The bigger issue for me has been hallucinated libraries. It will link to things that don't exist that it insists do. Sometimes I've been able to get it to output the library it hallucinated though.
It also makes more syntax errors than a person in my experience, but that is made up for by it being really good at troubleshooting bugs and the speed it outputs.
Indeed, I manually copied the outputs. If the network lost context (or I ran out of GPT-4 credits and reverted to GPT-3) or for some reason I needed to start a new chat, I would start by also feeding in the other modules' docstrings to re-build context. sometimes I had to pass these again after a few prompts.
A good example looks like:
```
I am trying to model associative memory that i may attach to a gpt model
here is the code for the memory:
....
can we keep the input vectors in another array so we can fetch items from it directly instead of having to reconstruct?
```
I asked GPT to write a program which displays the skeleton of a project, i.e. folders, files, functions, classes and methods. I put that at the top of the prompt.
I had a spooky experience with a project that was written almost entirely by GPT. I gave it the skeleton and one method and asked it for a modification. It gave it and also said "don't forget to update this other method", and showed me the updated code for that too.
The spooky part is, I never told it the code for that method, but it was able to tell from context what it should be. (I told it that it itself had written it, but I don't know if that made any difference: does GPT know how it "would" have done things, i.e. can predict any code it knows that it wrote?)
It's very good at guessing from function names and context. This is very impressive the first few times, and very frustrating when working with existing codebases, because it assumes the existence of functions based on naming schemes.
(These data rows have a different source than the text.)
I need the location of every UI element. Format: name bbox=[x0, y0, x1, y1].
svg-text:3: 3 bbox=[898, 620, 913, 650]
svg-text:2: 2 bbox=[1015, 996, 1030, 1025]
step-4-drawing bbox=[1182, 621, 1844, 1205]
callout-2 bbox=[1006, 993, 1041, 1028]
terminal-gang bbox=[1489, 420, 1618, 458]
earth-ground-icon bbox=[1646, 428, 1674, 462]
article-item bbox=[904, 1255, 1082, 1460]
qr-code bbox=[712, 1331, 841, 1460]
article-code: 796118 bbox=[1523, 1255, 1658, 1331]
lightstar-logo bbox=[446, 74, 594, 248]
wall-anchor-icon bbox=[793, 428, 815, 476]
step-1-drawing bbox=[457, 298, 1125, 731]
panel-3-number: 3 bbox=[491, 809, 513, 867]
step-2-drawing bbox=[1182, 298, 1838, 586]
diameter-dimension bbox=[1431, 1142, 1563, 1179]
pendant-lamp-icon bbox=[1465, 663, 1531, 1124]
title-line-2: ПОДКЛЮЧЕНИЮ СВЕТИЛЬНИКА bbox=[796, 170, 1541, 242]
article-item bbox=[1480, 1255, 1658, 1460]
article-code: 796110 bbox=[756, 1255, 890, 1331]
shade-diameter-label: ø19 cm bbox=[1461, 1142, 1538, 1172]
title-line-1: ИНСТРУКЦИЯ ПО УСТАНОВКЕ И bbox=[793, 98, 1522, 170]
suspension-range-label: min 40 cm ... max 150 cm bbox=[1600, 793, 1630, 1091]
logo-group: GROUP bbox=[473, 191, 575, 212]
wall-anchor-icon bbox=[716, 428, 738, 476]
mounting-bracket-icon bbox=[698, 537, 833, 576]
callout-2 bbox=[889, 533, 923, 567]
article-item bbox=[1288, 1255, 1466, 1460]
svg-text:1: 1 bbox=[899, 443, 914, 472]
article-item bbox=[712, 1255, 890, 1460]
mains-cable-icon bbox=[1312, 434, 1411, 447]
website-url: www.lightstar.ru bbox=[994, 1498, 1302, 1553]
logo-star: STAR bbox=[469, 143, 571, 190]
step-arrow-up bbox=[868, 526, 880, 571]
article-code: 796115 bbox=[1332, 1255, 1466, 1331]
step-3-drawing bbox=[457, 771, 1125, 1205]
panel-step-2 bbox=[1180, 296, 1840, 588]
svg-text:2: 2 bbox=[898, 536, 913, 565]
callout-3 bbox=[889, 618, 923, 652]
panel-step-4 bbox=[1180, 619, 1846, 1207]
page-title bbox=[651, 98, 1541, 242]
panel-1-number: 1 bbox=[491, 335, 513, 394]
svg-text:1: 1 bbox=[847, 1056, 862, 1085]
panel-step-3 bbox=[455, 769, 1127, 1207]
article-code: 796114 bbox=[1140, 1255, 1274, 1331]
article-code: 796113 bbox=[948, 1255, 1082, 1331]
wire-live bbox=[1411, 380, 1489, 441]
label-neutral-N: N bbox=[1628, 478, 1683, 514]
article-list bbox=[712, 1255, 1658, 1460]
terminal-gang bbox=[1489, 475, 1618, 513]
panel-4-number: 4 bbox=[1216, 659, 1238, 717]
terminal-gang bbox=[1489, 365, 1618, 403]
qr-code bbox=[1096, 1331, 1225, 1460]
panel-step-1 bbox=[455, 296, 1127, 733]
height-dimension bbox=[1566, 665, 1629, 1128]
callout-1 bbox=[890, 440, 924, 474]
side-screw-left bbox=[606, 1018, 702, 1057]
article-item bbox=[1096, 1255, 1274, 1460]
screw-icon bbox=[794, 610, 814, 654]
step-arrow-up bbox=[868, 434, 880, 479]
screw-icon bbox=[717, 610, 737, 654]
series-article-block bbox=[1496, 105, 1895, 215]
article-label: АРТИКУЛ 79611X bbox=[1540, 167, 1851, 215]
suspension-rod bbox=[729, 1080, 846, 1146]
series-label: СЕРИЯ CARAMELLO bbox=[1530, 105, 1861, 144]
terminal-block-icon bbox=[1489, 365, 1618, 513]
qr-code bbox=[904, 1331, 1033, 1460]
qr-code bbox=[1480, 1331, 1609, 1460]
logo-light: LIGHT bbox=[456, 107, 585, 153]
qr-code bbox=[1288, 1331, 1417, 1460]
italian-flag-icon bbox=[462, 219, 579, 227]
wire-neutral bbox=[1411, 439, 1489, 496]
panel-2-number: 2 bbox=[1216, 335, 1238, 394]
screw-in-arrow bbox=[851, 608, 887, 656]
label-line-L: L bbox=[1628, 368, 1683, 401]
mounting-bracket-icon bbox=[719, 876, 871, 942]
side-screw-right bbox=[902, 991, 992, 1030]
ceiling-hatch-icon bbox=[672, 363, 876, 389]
When those don't exist, you can go ask it to write them, but this is a rabbit hole that leads to more distractions than necessary (oh now we need that function, which needs this one). It starts to feel like too much work.
Often, it will posit the existence of a function that is named slightly differently. This is great for helping you find corners of an API with functionality you didn't know existed, but insanely frustrating when you're just trying to get code working the first time. You end up manually verifying the API calls.
It only works well with codebases that are probably quite well represented in its training data ime. For more obscure ones one is better off just doing it by themselves. Finetuning may be a way to overcome this, though.